- Born: 11 December 1962 (age 63) Gotești
- Education: Moldova State University
- Occupation: Jurist
- Employer: Parliament of Moldova

= Ion Creangă (jurist) =

Moldovan jurist

Ion Creangă (born 11 December 1962) is a Moldovan jurist and was the head of the Legal Department of the Parliament of Moldova until his arrest in July 2024 for espionage.

==Early life==
Creangă was born in Gotești, Cantemir District. He studied at the Moldova State University (1987–1992) and obtained his PhD in 2000.

==Civil service career==
Creangă was the head of the Legal Department of the Apparatus of the Parliament of Moldova.
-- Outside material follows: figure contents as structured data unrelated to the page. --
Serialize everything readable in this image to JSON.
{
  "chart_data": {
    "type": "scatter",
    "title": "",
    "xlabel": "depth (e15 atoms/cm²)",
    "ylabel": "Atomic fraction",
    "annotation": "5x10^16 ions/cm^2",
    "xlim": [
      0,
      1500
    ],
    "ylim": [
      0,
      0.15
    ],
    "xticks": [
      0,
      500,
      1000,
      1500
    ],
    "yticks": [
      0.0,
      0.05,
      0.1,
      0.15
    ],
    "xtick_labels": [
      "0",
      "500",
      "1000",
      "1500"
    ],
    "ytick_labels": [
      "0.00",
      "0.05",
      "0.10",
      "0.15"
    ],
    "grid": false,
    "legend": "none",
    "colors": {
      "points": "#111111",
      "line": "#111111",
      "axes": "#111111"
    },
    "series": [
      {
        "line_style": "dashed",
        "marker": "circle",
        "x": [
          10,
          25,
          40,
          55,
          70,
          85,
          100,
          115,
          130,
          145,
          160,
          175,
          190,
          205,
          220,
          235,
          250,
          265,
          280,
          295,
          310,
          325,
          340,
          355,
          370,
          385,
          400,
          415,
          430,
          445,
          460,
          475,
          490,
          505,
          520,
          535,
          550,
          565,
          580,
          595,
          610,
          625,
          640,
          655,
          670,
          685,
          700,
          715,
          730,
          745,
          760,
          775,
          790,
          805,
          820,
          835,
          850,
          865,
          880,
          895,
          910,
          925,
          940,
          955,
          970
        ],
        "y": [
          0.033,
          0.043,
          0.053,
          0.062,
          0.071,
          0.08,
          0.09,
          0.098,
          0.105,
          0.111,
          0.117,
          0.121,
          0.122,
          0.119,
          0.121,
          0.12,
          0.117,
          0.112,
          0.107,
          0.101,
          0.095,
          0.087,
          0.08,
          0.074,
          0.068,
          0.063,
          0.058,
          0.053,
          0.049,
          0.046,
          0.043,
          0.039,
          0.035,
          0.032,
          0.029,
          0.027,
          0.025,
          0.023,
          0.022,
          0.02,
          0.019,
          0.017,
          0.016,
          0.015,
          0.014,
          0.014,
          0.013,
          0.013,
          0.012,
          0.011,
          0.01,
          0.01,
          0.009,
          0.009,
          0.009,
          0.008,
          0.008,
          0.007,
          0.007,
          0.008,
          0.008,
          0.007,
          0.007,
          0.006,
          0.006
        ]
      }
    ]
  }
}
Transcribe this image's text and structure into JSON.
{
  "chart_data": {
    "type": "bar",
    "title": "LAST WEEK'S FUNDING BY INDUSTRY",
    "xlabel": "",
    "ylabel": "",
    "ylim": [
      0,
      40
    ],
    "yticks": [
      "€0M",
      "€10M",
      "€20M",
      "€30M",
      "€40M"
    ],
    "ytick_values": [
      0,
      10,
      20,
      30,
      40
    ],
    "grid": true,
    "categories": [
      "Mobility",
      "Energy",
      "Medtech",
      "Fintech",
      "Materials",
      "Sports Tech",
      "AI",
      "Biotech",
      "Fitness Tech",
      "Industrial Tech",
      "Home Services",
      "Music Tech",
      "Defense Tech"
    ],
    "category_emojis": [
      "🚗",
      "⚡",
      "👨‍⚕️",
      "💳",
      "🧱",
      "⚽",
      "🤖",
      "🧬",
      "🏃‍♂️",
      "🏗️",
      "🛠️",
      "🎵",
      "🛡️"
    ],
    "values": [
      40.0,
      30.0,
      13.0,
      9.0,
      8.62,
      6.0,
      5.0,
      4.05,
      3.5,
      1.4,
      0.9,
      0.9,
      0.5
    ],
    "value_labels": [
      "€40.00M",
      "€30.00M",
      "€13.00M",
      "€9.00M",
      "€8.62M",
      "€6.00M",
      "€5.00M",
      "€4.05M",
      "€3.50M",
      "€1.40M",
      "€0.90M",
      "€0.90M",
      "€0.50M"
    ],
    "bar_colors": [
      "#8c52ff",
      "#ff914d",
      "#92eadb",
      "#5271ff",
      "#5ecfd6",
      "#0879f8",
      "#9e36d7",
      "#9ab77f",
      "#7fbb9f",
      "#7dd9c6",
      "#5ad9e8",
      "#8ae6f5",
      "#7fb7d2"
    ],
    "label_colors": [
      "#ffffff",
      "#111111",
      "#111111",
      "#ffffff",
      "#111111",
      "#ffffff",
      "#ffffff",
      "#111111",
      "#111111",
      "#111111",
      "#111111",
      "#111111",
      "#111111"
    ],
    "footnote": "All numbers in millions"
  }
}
He was also the secretary of the Commission for constitutional reform in Moldova.

On 30 July 2024, Creangă was caught red-handed "providing information to a Russian agent" and relieved of his duties. The Parliament was raided in the process of the investigation. As a result the Ambassador of the Russian Federation to the Republic of Moldova, Oleg Vasnetsov, was summoned for an explanation to the Ministry of Foreign Affairs of Moldova on 1 August. It was reported that the assistant to the military attaché of the embassy had been caught with Creangă, and this person upon deportation was named as Dmitri Kelov, who had been on the Joint Control Commission, a trilateral structure responsible for overseeing the situation in the security zone between Transnistria and territory under Moldovan control.